06-29-2011, 01:12 AM
(06-28-2011, 10:19 PM)--Pete Wrote: I don't understand where this is coming from. The spiral I was speaking of is:
- Not enough demand for a product at a given price. Cannot drop price because it is already at break even -- product sells for the cost of the materials and energy needed to make it.
- Production is cut back to reduce existing surpluses. However, there are fixed costs (taxes and insurance on the manufacturing facilities, etc.) that now have to be spread over a smaller number of items. Since the item was at break even, either the price goes up or the loss kills the company.
- Increased price puts the product out of reach of even more people, thus further lowering the demand, thus starting another cycle.
This would involve a peculiar circumstance where we invested an enormous amount in very inflexible industries with huge economies of scale, where profit margins were tiny. These industries would have to be a huge slice of the economy - maybe almost all of it. All entrepreneurs across all sectors would have to be figuring "Okay, we can make money out of this, but only barely, and only if the production run is huge. We can't recoup our money, so this better work out!" I just don't see it as being very likely to happen. Maybe in a couple sectors, over-exuberance leads to malinvestment in high-capital tech, but even in a sci-fi world, surely production is more flexible than this, and can scale back without breaking the spine of the economy, leaving us spiralling down into the stone age?
Quote:And what would that be? Punctuation poems? Covers of 4'33"?

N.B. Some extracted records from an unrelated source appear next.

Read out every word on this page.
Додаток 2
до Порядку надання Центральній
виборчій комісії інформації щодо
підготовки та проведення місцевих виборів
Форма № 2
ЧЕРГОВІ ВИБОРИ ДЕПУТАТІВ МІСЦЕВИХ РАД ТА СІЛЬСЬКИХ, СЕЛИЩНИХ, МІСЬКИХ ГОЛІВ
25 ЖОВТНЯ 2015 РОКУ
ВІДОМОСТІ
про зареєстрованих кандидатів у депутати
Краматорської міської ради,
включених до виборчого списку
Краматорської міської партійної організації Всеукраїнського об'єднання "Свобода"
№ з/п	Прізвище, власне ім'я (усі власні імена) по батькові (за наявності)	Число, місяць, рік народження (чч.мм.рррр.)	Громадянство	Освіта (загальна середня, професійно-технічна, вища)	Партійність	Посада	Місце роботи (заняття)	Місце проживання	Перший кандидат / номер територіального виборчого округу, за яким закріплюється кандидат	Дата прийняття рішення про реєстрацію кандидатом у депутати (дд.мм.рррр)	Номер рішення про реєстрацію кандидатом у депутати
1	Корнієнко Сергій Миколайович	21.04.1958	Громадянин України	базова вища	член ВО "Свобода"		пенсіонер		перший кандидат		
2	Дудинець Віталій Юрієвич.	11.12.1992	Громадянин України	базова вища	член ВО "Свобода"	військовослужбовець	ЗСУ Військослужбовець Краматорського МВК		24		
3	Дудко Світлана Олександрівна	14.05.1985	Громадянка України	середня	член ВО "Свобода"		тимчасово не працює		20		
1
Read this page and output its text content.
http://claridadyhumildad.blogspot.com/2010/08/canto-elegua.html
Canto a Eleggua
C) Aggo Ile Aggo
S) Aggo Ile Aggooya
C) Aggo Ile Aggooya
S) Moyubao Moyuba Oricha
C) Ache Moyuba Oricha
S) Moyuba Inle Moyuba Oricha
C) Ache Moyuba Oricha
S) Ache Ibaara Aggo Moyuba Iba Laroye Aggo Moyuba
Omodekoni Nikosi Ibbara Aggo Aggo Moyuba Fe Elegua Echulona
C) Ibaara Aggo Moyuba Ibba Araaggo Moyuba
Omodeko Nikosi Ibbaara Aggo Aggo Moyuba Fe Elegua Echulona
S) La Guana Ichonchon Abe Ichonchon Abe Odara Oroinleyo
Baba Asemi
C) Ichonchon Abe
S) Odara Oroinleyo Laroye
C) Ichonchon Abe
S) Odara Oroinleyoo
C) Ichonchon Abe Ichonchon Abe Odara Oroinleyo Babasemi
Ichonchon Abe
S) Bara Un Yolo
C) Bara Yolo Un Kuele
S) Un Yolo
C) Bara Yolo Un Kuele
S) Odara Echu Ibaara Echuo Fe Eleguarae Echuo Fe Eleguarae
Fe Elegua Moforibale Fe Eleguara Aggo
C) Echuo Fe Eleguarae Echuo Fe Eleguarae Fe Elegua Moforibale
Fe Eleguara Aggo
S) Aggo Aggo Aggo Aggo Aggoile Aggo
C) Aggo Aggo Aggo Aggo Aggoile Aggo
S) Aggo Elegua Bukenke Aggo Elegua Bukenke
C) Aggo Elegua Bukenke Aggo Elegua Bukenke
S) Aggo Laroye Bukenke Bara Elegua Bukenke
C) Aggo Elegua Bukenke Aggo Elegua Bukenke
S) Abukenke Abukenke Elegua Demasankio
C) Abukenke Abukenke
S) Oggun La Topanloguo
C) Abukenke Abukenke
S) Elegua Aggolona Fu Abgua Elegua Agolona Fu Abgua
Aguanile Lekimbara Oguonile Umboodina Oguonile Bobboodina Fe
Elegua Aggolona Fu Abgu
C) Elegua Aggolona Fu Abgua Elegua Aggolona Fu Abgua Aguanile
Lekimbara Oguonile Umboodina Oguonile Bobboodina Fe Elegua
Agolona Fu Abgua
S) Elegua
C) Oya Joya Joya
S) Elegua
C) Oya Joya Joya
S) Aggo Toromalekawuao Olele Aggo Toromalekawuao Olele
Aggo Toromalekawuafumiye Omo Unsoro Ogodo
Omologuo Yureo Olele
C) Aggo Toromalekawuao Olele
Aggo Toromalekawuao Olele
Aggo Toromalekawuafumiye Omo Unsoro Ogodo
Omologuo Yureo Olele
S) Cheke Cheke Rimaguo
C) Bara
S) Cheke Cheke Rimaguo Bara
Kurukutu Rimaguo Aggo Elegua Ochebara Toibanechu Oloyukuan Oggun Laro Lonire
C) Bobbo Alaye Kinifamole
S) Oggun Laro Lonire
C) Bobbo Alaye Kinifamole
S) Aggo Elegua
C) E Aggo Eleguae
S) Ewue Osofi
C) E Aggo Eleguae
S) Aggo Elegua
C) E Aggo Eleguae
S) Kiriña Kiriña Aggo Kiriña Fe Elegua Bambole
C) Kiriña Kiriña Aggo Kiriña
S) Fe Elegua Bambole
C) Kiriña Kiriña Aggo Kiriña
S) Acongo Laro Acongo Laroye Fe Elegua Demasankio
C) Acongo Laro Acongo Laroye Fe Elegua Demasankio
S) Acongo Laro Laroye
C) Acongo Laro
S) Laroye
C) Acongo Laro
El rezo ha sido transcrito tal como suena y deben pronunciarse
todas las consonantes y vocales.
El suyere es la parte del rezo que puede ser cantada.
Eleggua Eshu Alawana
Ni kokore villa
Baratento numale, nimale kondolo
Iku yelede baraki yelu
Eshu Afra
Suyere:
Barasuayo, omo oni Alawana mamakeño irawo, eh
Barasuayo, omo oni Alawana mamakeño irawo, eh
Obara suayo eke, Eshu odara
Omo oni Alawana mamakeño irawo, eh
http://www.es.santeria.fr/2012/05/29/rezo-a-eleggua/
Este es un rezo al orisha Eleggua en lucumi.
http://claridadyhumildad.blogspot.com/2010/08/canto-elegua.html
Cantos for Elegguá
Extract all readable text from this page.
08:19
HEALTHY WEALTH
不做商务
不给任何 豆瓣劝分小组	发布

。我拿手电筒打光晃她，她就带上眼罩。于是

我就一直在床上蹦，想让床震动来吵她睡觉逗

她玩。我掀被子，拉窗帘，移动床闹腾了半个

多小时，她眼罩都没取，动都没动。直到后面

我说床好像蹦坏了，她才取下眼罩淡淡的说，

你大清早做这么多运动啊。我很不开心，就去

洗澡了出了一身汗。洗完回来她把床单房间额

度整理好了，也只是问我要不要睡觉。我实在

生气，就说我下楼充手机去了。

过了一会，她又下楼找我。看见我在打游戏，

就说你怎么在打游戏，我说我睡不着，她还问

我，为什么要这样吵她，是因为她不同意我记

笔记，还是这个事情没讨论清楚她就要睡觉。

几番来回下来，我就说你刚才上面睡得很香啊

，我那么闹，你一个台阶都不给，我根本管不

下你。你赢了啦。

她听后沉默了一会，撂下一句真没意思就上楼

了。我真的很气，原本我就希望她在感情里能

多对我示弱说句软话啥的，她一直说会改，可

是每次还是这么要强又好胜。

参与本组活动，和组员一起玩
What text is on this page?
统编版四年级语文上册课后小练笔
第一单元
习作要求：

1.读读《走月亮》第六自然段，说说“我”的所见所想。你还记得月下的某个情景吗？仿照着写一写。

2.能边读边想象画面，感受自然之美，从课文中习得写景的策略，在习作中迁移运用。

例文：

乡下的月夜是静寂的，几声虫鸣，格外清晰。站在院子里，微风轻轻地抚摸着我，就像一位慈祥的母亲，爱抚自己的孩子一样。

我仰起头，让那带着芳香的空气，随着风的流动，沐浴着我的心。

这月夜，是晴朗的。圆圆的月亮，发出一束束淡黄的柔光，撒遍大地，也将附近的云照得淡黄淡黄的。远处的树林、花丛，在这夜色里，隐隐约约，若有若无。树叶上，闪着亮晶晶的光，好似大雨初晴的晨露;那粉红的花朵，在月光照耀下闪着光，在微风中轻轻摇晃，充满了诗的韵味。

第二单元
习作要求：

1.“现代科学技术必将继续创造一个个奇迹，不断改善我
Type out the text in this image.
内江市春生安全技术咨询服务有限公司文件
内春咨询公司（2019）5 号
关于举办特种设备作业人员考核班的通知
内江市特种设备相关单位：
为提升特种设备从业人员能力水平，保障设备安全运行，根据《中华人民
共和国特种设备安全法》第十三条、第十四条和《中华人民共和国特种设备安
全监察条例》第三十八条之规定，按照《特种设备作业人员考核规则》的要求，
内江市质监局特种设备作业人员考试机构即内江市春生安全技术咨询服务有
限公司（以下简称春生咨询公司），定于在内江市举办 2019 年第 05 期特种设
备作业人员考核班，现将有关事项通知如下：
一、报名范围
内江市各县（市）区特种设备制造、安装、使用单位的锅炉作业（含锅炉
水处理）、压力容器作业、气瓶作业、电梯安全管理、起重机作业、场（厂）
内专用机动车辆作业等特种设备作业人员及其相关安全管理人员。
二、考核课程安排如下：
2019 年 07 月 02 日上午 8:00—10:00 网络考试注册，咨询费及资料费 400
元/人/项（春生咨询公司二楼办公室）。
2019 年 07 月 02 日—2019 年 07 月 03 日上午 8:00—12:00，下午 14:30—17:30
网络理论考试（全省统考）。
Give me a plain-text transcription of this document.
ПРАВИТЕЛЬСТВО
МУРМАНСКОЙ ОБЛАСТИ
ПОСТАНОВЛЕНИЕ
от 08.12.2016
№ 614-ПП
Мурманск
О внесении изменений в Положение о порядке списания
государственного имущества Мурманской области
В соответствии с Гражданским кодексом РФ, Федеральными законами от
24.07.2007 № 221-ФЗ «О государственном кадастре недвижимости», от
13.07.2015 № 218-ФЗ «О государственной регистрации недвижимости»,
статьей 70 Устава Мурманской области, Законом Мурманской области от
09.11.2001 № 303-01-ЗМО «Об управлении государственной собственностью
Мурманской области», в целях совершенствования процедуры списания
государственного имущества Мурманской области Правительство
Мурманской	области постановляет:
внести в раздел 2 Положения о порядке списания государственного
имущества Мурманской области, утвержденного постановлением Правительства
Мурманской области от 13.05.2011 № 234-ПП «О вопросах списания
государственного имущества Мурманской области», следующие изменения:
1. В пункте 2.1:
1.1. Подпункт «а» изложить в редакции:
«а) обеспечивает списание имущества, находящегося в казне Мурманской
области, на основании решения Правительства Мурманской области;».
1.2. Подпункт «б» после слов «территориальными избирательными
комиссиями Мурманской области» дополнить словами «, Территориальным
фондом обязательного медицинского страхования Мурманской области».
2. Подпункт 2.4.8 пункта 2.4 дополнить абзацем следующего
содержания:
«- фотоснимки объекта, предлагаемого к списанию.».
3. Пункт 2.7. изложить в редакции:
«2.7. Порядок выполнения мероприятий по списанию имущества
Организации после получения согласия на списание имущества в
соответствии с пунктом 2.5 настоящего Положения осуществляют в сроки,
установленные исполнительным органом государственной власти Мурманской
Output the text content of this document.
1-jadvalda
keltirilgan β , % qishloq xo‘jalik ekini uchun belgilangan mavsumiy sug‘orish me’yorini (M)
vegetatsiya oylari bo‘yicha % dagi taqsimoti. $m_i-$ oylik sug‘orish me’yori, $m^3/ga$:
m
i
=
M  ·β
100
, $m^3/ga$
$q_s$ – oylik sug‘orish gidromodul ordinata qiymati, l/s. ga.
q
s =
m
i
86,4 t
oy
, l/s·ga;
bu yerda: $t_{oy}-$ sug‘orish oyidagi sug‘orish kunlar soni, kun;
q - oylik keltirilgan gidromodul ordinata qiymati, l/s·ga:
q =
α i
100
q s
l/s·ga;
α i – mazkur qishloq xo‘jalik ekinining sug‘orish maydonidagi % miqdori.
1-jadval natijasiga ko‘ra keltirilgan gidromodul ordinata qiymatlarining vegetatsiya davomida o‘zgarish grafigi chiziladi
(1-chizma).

We pay people for stupider things. And, if we had overwhelming resources to waste doing so, why the heck not? What would be stopping us from our John Cage festivals, if we could produce a million flying cars with the press of a button at mind-boggling speed and efficiency?
Quote:Really?
Yes, really. We do what other people are willing to pay us to do. When people are phenomenally wealthy, they will pay to have people do all sorts of banal things.
Quote: It is very different. Right now we have a heterogeneous system. It's like a box of gas that is warm in some spots and cold in others. There is heat flow, but the heat flow is a transient phenomenon. Eventually, it will be homogeneous, and the heat flow will end.
I think this metaphor is getting a touch obscure for my understanding. Surely you are not suggesting a world in which the production of everything requires homogeneous inputs and processes, for both goods and services, to the point where there is no division of labour at all? Or where the poorest are capable of doing nothing to earn some meager pennies, even if every penny they earn can buy a fleet of flying cars, because we can make those a million at a time with the press of a button?
Quote:The thing is, solutions requiring eons and galaxies are not too practical for the problems of an entity that lives decades and occupies about 25% of one planet.
Surely your science fiction dystopian scenario is not meant to apply to the here and now, where the economy looks very little like this? Unless they extend my lifespan, surely I will not live to see robots outperform humans at all non-idiotic production and services except the super-elite creative jobs.